The incompressible flows we present here are governed by the Navier-Stokes equations with the Boussinesq buoyancy approximation coupled to the thermal energy transport equation. For turbulence we have incorporated the detached eddy simulation (DES) turbulence model to compute the eddy viscosity. The finite volume method is used for both temperature and eddy viscosities. For the two-fluid free-surface flow solver, the fluid-interface is captured by solving an advection equation for the volume fraction of one of the fluids. The same matrix-free finite volume method as the one used for momentum equations is used to solve the advection equation. We use the interface sharpening strategy to minimize the smearing of the interface over time. We have developed and implemented a global mass conservation algorithm which enforces the conservation of the mass for each fluid.

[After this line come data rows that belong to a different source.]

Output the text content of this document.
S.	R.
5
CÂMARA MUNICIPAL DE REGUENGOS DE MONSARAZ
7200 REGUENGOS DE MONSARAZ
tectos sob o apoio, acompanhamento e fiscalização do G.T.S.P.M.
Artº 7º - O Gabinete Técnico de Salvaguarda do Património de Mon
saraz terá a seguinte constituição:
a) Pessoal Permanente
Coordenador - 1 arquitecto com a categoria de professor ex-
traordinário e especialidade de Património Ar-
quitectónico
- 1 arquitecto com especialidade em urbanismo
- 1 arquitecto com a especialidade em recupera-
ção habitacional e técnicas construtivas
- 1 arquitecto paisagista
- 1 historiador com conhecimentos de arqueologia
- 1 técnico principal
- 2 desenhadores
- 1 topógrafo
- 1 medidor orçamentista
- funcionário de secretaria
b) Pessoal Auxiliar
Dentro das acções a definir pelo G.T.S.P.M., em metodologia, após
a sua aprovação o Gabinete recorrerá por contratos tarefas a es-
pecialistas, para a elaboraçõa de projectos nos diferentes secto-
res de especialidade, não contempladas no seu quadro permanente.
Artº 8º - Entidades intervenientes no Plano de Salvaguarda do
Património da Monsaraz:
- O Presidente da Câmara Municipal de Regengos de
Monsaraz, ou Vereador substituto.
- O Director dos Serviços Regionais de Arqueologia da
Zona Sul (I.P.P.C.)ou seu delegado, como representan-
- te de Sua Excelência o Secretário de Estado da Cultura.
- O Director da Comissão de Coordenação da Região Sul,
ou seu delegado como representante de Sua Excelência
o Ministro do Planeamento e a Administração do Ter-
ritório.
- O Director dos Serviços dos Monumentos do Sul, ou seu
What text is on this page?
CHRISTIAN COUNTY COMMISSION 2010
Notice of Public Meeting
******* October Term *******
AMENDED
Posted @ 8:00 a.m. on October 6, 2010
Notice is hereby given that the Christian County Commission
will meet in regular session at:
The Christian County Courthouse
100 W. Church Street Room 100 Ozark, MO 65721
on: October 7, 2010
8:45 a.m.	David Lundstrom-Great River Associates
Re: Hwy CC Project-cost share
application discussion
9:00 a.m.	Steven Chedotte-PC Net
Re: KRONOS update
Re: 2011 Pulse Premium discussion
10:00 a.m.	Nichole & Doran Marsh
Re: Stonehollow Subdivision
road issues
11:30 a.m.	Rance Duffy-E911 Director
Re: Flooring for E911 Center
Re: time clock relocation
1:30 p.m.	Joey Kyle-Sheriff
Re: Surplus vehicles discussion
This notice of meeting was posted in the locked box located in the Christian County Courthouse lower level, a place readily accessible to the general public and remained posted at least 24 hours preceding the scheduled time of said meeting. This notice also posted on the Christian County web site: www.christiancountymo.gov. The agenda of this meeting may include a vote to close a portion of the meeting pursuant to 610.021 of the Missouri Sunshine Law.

In our hybrid shallow water flow solver, we solve the momentum equation using the cell-center finite volume method and the wave continuity equation using node-based finite element method. To enhance the stability of the hybrid method around discontinuities, we introduce a new shock capturing scheme which will act only around sharp interfaces without sacrificing the accuracy elsewhere.

Several test problems are presented to demonstrate the robustness and applicability of our numerical methods. The parallelization is based on the Message Passing Interface (MPI) and our flow solvers are extremely well scalable on a parallel platform.